Host Immunologic Response
Within hours of Ebola binding to macrophages, even prior to evidence of viral replication, there is significant macrophage activation and release of proinflammatory cytokines.8,9 These in vitro observations correlate with significant measured serum elevations in macrophage-derived cytokines, including IL-1β, TNF, IL-6, IL-15, IL-16 and IL-8, as well as chemokines, including MIP-1, MCP-1, M-CSF and IP-10, that are observed during the early stages of infection.10 Although mRNA expression studies confirm evidence of eventual T cell activation, elevations in cytokines specific to T cell activation, such as IL-12 or IL-17, are typically not observed in the early stages of infection. Noteworthy is the apparent suppression of interferon responses that is mediated by two viral proteins, VP24, which blocks nuclear localization of interferon triggered transcription factors, and VP35, which inhibits or inactivates several type-I interferon regulatory factors (IRF-3, IRF-7).4 The ability of the virus to attenuate antiviral interferon responses may, therefore, contribute to the establishment and rapid dissemination of infection in the host.

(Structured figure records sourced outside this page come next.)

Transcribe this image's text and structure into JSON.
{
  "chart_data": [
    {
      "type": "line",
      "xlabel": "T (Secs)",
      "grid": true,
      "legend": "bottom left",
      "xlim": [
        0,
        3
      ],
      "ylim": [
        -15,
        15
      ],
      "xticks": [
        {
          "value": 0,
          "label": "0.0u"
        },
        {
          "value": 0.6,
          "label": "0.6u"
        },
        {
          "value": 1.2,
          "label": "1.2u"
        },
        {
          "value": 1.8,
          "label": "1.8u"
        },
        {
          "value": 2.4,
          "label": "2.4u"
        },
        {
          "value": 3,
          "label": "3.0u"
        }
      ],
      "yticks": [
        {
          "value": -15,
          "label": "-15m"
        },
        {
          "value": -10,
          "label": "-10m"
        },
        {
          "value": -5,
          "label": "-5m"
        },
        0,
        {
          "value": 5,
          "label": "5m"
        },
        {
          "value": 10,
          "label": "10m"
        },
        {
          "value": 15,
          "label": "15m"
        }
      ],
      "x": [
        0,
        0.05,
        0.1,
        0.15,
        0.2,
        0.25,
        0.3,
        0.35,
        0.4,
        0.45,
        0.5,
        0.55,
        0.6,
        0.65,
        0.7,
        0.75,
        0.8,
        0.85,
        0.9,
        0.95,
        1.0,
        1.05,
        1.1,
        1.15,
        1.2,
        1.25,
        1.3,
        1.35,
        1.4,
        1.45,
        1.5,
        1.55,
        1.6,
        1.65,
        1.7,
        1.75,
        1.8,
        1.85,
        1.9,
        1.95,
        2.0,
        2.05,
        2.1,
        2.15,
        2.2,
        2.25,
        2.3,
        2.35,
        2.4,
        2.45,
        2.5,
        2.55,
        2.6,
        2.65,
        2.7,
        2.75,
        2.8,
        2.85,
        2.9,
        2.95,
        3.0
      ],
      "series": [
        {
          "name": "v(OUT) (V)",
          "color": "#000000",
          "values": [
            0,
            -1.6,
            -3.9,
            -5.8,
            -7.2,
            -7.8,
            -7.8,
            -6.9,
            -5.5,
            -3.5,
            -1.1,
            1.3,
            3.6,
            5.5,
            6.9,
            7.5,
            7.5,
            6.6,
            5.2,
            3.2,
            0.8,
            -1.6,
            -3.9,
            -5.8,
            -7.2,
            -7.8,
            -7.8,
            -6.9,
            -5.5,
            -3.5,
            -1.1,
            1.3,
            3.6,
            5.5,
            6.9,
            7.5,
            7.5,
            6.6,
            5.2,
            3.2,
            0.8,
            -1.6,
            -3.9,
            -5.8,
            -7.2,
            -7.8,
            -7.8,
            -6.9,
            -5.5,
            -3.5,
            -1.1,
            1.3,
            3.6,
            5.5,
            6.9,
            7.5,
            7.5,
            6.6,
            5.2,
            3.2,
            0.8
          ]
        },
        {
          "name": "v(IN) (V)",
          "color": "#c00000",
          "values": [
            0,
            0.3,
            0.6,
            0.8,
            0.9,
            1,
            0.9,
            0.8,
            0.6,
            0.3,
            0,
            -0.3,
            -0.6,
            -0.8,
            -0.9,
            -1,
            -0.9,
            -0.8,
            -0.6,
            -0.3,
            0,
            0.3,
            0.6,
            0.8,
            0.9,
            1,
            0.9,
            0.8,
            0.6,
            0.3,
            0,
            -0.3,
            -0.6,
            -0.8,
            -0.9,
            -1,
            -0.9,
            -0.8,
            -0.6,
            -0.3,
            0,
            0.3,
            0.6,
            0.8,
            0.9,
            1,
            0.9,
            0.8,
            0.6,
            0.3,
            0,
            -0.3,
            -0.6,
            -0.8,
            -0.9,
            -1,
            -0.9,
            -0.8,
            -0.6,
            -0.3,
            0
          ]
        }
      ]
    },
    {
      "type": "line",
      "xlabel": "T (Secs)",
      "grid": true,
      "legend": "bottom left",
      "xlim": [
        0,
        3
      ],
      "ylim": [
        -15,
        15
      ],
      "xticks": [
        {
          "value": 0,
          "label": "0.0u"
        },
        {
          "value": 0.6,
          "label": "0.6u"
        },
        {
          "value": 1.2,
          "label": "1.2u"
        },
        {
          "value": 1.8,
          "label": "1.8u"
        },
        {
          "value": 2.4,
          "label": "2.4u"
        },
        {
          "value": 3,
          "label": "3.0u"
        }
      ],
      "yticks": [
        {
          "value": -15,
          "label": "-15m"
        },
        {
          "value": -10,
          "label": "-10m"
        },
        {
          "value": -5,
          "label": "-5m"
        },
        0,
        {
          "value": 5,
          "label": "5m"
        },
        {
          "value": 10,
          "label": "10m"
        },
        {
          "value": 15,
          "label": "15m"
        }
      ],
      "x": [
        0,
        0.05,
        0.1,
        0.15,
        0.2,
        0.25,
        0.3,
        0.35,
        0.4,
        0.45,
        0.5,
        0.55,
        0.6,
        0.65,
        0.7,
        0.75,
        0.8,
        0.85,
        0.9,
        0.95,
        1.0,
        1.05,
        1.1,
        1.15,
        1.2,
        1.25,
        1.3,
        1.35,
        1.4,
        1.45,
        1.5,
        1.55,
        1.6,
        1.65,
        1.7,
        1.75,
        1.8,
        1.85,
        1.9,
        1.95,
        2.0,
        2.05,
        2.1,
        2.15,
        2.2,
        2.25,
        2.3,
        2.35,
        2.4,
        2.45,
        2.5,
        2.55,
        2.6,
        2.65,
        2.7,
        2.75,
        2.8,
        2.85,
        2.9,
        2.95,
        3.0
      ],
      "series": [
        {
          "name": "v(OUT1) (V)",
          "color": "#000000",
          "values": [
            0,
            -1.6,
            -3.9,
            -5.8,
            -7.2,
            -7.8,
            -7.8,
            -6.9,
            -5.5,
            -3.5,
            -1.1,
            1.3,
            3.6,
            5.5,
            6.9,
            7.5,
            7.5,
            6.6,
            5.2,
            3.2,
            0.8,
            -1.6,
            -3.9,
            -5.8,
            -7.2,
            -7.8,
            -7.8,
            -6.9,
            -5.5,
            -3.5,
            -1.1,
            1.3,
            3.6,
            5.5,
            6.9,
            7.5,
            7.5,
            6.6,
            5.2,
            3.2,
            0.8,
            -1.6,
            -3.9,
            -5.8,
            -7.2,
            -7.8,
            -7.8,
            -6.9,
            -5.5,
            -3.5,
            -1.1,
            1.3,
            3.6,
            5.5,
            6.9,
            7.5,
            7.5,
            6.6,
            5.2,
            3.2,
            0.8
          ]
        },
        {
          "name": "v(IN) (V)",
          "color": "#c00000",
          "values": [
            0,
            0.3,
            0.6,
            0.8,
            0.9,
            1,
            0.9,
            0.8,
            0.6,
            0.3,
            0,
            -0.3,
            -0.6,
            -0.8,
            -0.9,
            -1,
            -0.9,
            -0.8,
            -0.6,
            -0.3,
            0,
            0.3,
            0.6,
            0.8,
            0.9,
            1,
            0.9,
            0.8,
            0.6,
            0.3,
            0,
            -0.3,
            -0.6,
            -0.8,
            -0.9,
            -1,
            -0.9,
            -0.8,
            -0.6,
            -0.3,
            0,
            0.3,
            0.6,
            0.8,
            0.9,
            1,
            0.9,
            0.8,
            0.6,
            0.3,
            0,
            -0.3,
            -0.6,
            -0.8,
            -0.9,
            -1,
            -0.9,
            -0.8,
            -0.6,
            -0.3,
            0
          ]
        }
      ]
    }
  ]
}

It is instructive and important to recognize that while the symptomatic attack rate in Ebola virus is very high, not all individuals who acquire the virus develop symptoms.11 In prospective studies of family members having close contact with symptomatic Ebola virus disease patients, a number of individuals mount effective IgM and IgG responses to viral proteins in the context of confirmed viremia with genotype identical virus, yet do not develop symptoms. In these individuals, high levels of proinflammatory macrophage-derived cytokines, including IL-1β (see Table 1), TNF, IL-6, MCP and MIP-1α/β, are observed early, within five to seven days of the initial contact. However, this occurs in temporal association with a robust antiinflammatory response with measured high concentrations of IL-1Ra, sTNFRI/sTNFRII, IL-10 and cortisol, with rapid decline in the levels of the proinflammatory cytokines to normal two to three days after the initial rise. Although T cell-derived cytokines were not detected in the plasma of asymptomatic infected individuals, increased IL-2, IL-4, IL-12, IFNγ, Fas, FasL and perforin mRNA expression occurs and peaks nine to 16 days after exposure. These observations are consistent with the development of a cytotoxic CD8 T cell response required for the killing of Ebola-infected cells, as well as CD4 T helper cell responses that likely promote the noted rise in Ebola-specific IgG1 and IgG3 antibody levels.